人の愛も仮面も変わるもの

「・・・多分っつーかまず間違いなく新一はちょっとした事だとしか思ってねーだろうし、蘭は自分の事を分かってるからほとぼりが冷めれば戻ってくるって思ってるんだろうって思う。だが俺や英理に蘭はそんな新一の態度を見て、もう離婚を切り出すだけじゃなく実際に離婚をしないとマジで新一は心変わりなんかしないんじゃねーのか・・・そう思ったんだよ。新一からしたら蘭や孫を好きだって気持ちに嘘はねーんだろうし二人の為に働いてるってのもあるんだろうが、いくら依頼者だとか誰かが困ってるみたいに言おうとしても探偵として事件や謎に向き合いたいって気持ちが強く根っこにあるってこともそうだし、蘭なら分かってくれるからみたいな甘えがあるってな」
「・・・だから三人の気持ちとしては離婚を切り出すのもやむ無しと思ったのかもしれませんが、それを他の誰でもないあの毛利がやむ無しと見るとは・・・」
「・・・離婚云々に関してまで考えるに至ったのは園子の言葉からだと言っちゃいたが、子どもが生まれる前後から新一に色々言ってたのは俺らも愚痴って形で聞いてたんだよ。いくら言っても新一は昔みたいな笑顔で大丈夫だからとか悪いみたいなことでまともに取り合ってくれないって言ってて、それで俺らがならってことで新一にそういったことを言っても同じように暖簾に腕押しな感じでまた仕事三昧で時間を取ることなんかない・・・そんなもんだから妊娠発覚くらいから徐々に新一への気持ちが薄れていって、出産してからはそれが更に加速して今回の件でもう離婚をしてもいいってくらいに気持ちが傾いたらしいが・・・正直この場だから言うが、蘭がそういう風に思えるようになったってことに今は良かったって思ってる部分もあるんだよ。
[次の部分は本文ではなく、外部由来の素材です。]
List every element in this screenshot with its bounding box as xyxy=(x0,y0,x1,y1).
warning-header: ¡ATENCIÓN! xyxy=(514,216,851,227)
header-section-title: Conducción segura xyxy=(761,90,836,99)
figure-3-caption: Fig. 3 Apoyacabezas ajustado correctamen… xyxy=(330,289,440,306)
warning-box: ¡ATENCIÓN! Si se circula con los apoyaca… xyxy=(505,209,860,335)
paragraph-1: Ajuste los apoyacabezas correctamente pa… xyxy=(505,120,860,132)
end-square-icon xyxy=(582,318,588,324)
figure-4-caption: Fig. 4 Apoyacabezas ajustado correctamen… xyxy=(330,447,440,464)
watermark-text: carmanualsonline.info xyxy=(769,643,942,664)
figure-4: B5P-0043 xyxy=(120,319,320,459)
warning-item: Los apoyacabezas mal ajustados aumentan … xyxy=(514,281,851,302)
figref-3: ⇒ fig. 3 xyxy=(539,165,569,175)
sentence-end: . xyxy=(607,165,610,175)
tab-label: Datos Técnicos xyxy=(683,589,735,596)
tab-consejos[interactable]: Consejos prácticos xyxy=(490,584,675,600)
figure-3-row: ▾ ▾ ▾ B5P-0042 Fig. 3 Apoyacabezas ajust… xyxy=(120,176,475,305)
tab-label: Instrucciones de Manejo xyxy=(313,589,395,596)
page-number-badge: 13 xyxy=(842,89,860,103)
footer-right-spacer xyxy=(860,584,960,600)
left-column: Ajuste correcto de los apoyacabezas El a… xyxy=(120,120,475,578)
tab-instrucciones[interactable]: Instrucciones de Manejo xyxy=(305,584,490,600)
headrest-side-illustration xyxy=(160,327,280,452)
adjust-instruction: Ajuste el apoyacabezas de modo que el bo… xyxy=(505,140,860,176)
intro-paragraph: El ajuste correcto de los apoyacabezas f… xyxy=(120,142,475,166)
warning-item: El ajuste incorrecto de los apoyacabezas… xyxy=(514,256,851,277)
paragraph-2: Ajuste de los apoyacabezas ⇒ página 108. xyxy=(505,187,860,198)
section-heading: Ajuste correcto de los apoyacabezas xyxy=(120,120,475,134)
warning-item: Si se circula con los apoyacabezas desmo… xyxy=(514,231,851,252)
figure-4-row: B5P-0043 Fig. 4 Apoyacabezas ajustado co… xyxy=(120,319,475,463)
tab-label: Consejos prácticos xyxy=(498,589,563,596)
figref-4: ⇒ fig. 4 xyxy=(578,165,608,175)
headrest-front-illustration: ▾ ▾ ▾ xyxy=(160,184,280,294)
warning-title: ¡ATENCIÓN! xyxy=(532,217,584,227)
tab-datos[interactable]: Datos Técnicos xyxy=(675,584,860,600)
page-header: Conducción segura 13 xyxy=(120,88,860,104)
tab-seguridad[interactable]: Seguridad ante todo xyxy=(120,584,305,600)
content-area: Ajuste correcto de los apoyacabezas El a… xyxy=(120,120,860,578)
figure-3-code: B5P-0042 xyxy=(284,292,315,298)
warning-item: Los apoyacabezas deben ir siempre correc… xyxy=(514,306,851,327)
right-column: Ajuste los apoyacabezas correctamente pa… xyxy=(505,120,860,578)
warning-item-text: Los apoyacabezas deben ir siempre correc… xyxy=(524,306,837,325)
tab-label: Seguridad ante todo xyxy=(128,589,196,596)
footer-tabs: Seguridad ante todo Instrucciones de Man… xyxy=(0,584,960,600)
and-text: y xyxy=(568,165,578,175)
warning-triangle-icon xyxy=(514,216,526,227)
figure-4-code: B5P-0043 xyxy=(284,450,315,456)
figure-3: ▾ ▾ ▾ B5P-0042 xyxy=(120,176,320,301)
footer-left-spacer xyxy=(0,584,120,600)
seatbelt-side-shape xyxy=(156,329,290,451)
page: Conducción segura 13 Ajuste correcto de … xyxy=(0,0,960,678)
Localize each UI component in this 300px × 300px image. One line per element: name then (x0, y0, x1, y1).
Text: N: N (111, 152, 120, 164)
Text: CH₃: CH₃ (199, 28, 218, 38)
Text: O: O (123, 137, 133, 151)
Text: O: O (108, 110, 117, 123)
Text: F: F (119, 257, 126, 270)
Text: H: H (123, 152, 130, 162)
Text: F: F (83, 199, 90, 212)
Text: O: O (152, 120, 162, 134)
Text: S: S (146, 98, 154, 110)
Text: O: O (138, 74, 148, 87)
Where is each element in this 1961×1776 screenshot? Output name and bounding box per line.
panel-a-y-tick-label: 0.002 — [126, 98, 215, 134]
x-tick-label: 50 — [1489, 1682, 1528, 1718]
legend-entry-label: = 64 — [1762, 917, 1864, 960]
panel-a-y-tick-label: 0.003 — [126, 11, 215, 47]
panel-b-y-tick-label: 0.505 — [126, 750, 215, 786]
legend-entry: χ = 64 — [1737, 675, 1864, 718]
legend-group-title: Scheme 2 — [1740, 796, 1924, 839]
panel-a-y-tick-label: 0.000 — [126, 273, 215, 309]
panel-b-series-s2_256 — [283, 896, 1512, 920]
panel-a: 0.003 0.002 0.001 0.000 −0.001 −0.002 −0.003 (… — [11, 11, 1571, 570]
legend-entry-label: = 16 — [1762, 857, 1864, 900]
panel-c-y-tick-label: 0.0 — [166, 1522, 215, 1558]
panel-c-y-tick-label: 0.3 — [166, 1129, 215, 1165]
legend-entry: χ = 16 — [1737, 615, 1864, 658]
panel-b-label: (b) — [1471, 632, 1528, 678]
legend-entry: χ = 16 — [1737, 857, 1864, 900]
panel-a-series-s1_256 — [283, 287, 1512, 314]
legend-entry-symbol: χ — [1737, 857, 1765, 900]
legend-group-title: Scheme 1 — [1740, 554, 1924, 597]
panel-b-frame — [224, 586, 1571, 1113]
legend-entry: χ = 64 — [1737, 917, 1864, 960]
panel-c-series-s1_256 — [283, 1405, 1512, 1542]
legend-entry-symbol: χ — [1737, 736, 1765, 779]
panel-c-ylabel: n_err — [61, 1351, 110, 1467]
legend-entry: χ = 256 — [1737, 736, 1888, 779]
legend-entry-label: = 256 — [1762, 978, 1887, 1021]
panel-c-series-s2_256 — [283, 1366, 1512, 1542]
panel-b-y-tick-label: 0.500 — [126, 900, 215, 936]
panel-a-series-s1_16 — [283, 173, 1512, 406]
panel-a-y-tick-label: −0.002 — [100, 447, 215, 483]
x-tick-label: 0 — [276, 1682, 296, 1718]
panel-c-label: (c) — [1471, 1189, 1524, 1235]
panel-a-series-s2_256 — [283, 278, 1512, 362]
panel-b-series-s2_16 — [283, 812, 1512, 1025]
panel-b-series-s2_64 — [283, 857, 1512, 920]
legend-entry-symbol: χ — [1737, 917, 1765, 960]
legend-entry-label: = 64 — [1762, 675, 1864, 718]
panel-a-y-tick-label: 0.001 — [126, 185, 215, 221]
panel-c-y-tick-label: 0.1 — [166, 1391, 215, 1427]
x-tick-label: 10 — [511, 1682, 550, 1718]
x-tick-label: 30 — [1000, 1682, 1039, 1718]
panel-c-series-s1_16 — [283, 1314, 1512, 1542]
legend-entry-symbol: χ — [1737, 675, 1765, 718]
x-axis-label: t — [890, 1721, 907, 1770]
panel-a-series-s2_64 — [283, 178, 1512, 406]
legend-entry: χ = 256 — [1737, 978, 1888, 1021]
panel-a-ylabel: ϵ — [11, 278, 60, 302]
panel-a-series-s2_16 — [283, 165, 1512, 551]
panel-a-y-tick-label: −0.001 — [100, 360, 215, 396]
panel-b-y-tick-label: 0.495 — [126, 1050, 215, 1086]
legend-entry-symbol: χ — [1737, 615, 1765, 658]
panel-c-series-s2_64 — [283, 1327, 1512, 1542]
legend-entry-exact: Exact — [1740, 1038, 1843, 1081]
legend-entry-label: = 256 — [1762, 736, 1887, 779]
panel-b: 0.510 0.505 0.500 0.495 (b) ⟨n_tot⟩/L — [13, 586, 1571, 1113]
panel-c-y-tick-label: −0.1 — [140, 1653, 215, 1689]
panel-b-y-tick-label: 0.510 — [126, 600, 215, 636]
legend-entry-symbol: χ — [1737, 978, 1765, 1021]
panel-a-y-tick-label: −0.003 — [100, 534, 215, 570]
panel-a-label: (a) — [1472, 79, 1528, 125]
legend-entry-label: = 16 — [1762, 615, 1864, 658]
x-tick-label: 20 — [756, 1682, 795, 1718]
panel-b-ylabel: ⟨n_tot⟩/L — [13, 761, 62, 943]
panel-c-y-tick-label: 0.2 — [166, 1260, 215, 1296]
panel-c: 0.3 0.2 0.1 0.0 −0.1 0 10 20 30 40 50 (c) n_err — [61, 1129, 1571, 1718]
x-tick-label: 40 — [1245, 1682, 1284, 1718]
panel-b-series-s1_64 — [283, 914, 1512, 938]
結婚する前の蘭のままだったら新一のことを仕方無いって言って許した上で、俺達に子どもを預けて付いていくみたいな事をするんじゃねーかって思ったんだが、そういった事にならなくて良かったってな」
「・・・もしそんなことをしていたら、毛利さんに妃さんは毛利の事を許せたと思いますか?二人にとっては子どもであり、自分達にとっては孫の存在を軽んじるような行動を取られたら・・・」
「・・・一回二回みたいなくらいならともかくそれが日常化してたなら、俺も英理も蘭に孫を放っておくなとか親としての自覚を持って動けって叱ってただろうな。ただそうなっていたならそんな蘭が俺達の言葉を聞くみたいなことはなかっただろうから、孫に関してはそんな環境が続くなら俺達が引き取るしもう子どもは作るなって言ってただろう・・・その点は蘭が子どもを産んだことでようやく大人になれたんだって今なら思えるよ。昔の蘭だったら優作さんに有希子ちゃんみたいにいつまでも結婚していても恋人関係みたいな感じでラブラブなままで、子どもも新一のようになってくれるって勝手に思って金だけ渡して家に置くか俺達に世話を頼んでそれで済ませようとしてた可能性もあっただろうからな・・・」
「・・・あの二人のように、ですか・・・」
小五郎はそのままの体勢でいかに自分達に蘭が思ってきたかもだが、もしも蘭が成長していなかったらという時に出てきた二つの名・・・そこに明彦もそうだが、荒垣も何とも言いがたそうな様子を浮かばせてしまった。